“There’s no justice in it, but there’s no evil in it either.” Judith offers this observation of how the world works, and it perfectly captures the virtues of this brief, wonderful novel about Sepha, an Ethiopian immigrant shopkeeper in Washington D.C, and a white American woman who moves in down the block. At once simple and complex, heartbreaking and uplifting, the novel tells a story of race, immigration, the American dream, poverty, education, class, and personal responsibility through the lens of one neighborhood’s gentrification, Sepha’s friendship with Joseph and Kenneth (immigrants from Congo and Kenya respectively) and Sepha and Judith’s brief romance.

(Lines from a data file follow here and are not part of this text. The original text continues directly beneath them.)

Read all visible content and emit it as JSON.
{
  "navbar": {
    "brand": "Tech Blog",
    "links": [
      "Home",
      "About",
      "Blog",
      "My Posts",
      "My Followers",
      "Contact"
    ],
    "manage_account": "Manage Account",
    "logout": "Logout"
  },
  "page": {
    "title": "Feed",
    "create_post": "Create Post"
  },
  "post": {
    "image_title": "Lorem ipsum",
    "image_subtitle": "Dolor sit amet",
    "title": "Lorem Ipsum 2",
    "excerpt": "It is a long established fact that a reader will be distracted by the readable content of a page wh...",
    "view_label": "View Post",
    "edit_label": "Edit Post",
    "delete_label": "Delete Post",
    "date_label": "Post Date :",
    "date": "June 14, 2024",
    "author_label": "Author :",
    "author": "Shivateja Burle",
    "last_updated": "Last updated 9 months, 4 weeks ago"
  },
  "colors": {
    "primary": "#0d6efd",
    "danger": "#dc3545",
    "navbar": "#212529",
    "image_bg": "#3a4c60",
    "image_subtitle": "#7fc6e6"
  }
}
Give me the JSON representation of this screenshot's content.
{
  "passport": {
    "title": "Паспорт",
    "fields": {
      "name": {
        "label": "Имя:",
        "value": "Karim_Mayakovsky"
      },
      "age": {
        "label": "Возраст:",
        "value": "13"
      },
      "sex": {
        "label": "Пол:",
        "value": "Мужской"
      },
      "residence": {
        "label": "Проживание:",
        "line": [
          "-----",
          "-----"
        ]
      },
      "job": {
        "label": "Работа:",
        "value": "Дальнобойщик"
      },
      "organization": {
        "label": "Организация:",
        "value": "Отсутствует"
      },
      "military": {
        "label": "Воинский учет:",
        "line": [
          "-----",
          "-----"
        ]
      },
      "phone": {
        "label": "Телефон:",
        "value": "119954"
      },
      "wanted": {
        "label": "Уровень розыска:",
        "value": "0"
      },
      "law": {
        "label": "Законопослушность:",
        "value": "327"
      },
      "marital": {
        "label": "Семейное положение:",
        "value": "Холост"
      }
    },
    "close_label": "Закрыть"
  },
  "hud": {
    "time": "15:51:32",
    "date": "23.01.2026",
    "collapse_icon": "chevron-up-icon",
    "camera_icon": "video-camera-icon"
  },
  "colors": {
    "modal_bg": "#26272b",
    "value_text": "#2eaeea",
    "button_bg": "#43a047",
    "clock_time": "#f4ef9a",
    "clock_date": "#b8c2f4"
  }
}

A wonderful example of the “time-braid” novel in first person, Mengestu takes us through the months Sepha spent with Judith and her daughter alternating in chapters with a day in the present, when Sepha receives an eviction notice. A rare subtlety, nuance and generosity distinguishes this novel’s spirit while the plot and characters perfectly balance social forces against personal circumstances and psychologies. Nothing is over-simplified, nothing over-stated. All of the characters are both capable of improving their lives and not, victims of the world’s prejudices and inequalities, as well as plain bad luck and their own self-defeating attitudes. Truth lies in these complexities and the novel is one of the best ways of finding it.